Now four more participants have graduated from the Tribal Professional Development (TriPoD) program and are well on their way to completing their goals.
The most recent phase of the program began in August of 2010 and on March 23, fourth phase participants Eden Johnson, Tashina Smith, Jamie Waterman and Karl Watts were honored at a banquet for completion of the program.
During the course, Smith worked on a project that explored creativity and brain development. Waterman looked at the link between education and finances and its implications on individuals and communities and Watts gave a demonstration on staying fit with your children.
“The program’s motto is “where leadership begins,” and the TriPoD team is excited about the accomplishments of its participants and the growing momentum of the program,” said Patricia Wisner, executive assistant/TriPoD program coordinator in an e-mail. “Other projects initiated in earlier phases continue to develop.”
Phase two participants Teri Alba and Shawna Davis unveiled a tribal history display, known as “Tonto Apache Tribe Then and Now,” in November. The exhibit gives casino visitors an opportunity to learn about the tribe’s history.
Phase two participant Lucinda Flores continues to work in the casino’s bakery department. She has also participated in an all women’s chef event at the Phoenix Art Institute in the fall of 2010 and in March entered the Taste of the Rim Country competition at the Payson Public Library. In addition, she hosted a field trip to the Mazatzal Bakery for tribal youth.
Phase three partaker Laura Nanty continues to hone her skills as a public speaker by teaching lessons on finance as well as representing parents at recent school board meetings.
Both Donavan Waterman and Junior Tinnin continue to work toward a holistic program to meet the needs of tribal youth, and Tinnin achieved his goal of serving on the tribal council.
“The success of the program ultimately relies on the commitment of the participants,” Wisner said.
TriPoD is a leadership development program for tribal and community members. Participants are employees from the Tonto Apache Tribal Enterprises.
General Manager Farrell Hoosava had envisioned the program for a number of years.
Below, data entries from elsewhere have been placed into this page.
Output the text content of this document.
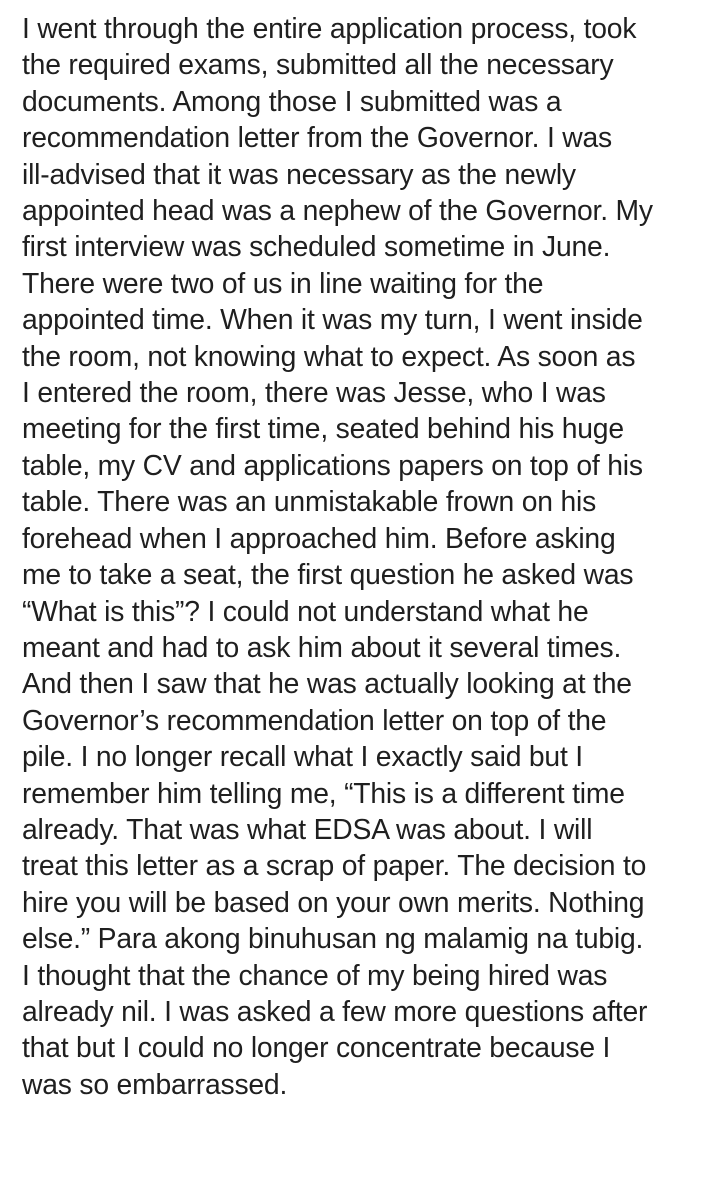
I went through the entire application process, took
the required exams, submitted all the necessary
documents. Among those I submitted was a
recommendation letter from the Governor. I was
ill-advised that it was necessary as the newly
appointed head was a nephew of the Governor. My
first interview was scheduled sometime in June.
There were two of us in line waiting for the
appointed time. When it was my turn, I went inside
the room, not knowing what to expect. As soon as
I entered the room, there was Jesse, who I was
meeting for the first time, seated behind his huge
table, my CV and applications papers on top of his
table. There was an unmistakable frown on his
forehead when I approached him. Before asking
me to take a seat, the first question he asked was
“What is this”? I could not understand what he
meant and had to ask him about it several times.
And then I saw that he was actually looking at the
Governor’s recommendation letter on top of the
pile. I no longer recall what I exactly said but I
remember him telling me, “This is a different time
already. That was what EDSA was about. I will
treat this letter as a scrap of paper. The decision to
hire you will be based on your own merits. Nothing
else.” Para akong binuhusan ng malamig na tubig.
I thought that the chance of my being hired was
already nil. I was asked a few more questions after
that but I could no longer concentrate because I
was so embarrassed.
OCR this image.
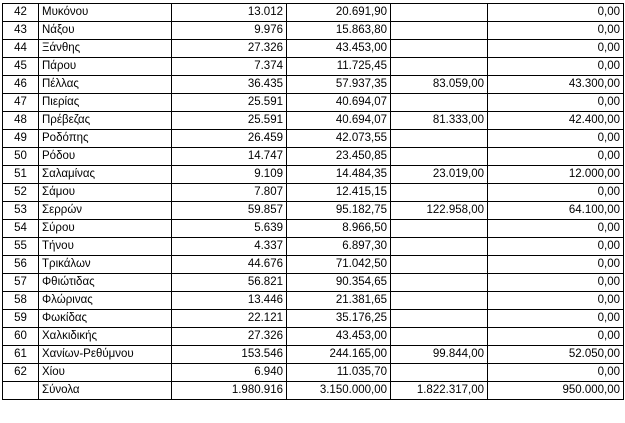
42	Μυκόνου	13.012	20.691,90		0,00
43	Νάξου	9.976	15.863,80		0,00
44	Ξάνθης	27.326	43.453,00		0,00
45	Πάρου	7.374	11.725,45		0,00
46	Πέλλας	36.435	57.937,35	83.059,00	43.300,00
47	Πιερίας	25.591	40.694,07		0,00
48	Πρέβεζας	25.591	40.694,07	81.333,00	42.400,00
49	Ροδόπης	26.459	42.073,55		0,00
50	Ρόδου	14.747	23.450,85		0,00
51	Σαλαμίνας	9.109	14.484,35	23.019,00	12.000,00
52	Σάμου	7.807	12.415,15		0,00
53	Σερρών	59.857	95.182,75	122.958,00	64.100,00
54	Σύρου	5.639	8.966,50		0,00
55	Τήνου	4.337	6.897,30		0,00
56	Τρικάλων	44.676	71.042,50		0,00
57	Φθιώτιδας	56.821	90.354,65		0,00
58	Φλώρινας	13.446	21.381,65		0,00
59	Φωκίδας	22.121	35.176,25		0,00
60	Χαλκιδικής	27.326	43.453,00		0,00
61	Χανίων-Ρεθύμνου	153.546	244.165,00	99.844,00	52.050,00
62	Χίου	6.940	11.035,70		0,00
	Σύνολα	1.980.916	3.150.000,00	1.822.317,00	950.000,00
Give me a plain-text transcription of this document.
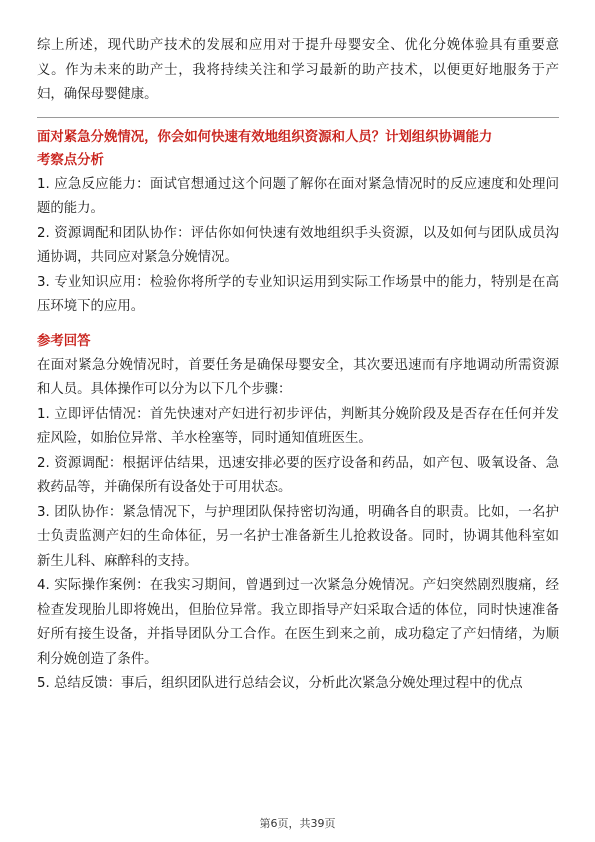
综上所述，现代助产技术的发展和应用对于提升母婴安全、优化分娩体验具有重要意义。作为未来的助产士，我将持续关注和学习最新的助产技术，以便更好地服务于产妇，确保母婴健康。

面对紧急分娩情况，你会如何快速有效地组织资源和人员？计划组织协调能力

考察点分析

1. 应急反应能力：面试官想通过这个问题了解你在面对紧急情况时的反应速度和处理问题的能力。

2. 资源调配和团队协作：评估你如何快速有效地组织手头资源，以及如何与团队成员沟通协调，共同应对紧急分娩情况。

3. 专业知识应用：检验你将所学的专业知识运用到实际工作场景中的能力，特别是在高压环境下的应用。

参考回答

在面对紧急分娩情况时，首要任务是确保母婴安全，其次要迅速而有序地调动所需资源和人员。具体操作可以分为以下几个步骤：

1. 立即评估情况：首先快速对产妇进行初步评估，判断其分娩阶段及是否存在任何并发症风险，如胎位异常、羊水栓塞等，同时通知值班医生。

2. 资源调配：根据评估结果，迅速安排必要的医疗设备和药品，如产包、吸氧设备、急救药品等，并确保所有设备处于可用状态。

3. 团队协作：紧急情况下，与护理团队保持密切沟通，明确各自的职责。比如，一名护士负责监测产妇的生命体征，另一名护士准备新生儿抢救设备。同时，协调其他科室如新生儿科、麻醉科的支持。

4. 实际操作案例：在我实习期间，曾遇到过一次紧急分娩情况。产妇突然剧烈腹痛，经检查发现胎儿即将娩出，但胎位异常。我立即指导产妇采取合适的体位，同时快速准备好所有接生设备，并指导团队分工合作。在医生到来之前，成功稳定了产妇情绪，为顺利分娩创造了条件。

5. 总结反馈：事后，组织团队进行总结会议，分析此次紧急分娩处理过程中的优点

第6页，共39页
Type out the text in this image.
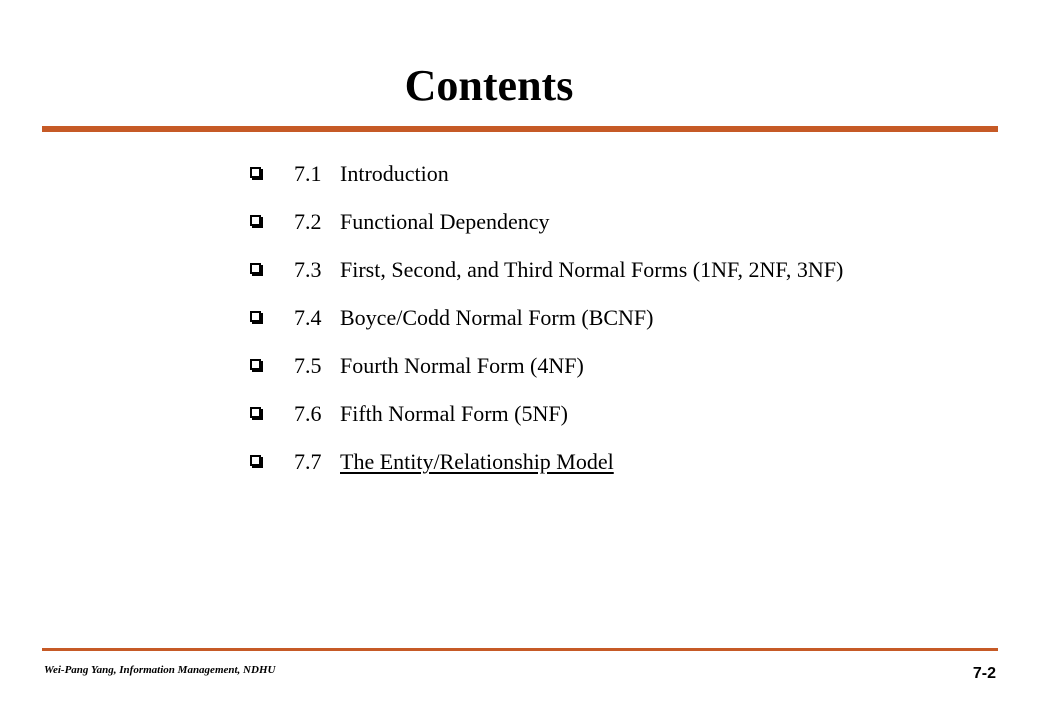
Contents
7.1 Introduction
7.2 Functional Dependency
7.3 First, Second, and Third Normal Forms (1NF, 2NF, 3NF)
7.4 Boyce/Codd Normal Form (BCNF)
7.5 Fourth Normal Form (4NF)
7.6 Fifth Normal Form (5NF)
7.7 The Entity/Relationship Model
Wei-Pang Yang, Information Management, NDHU	7-2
In 2008, Hoosava started the program with help from the casino’s human resources director, Kathy Hinton.
The program takes a three-pronged approach to development.
The first prong is individual development. Participants commit to an individual development plan that assists them in attaining personal and professional goals. Each participant works closely with a mentor.
The second prong is the organizational prong. Participants attend monthly forums on business concepts, including professionalism, finding balance between work and family, finance and budgeting, entrepreneurialism, electronic communications, public speaking and much more.
The program’s third prong is the community prong and aims to increase awareness of community issues, strengthen relationships and promote collaboration. Topics included tribal history, Native American health issues and public service.
Guest speakers in phase four included past participants as well as Carlyle Begay, with the American Indian Health Management and Policy, Inc.; Joseph Perez, president of Initial Impressions; Vincent Randall, a tribal historian; James Williams, superintendent at the Bureau of Indian Affairs; and Erica Sanders, the reigning Ms. Wheelchair Arizona.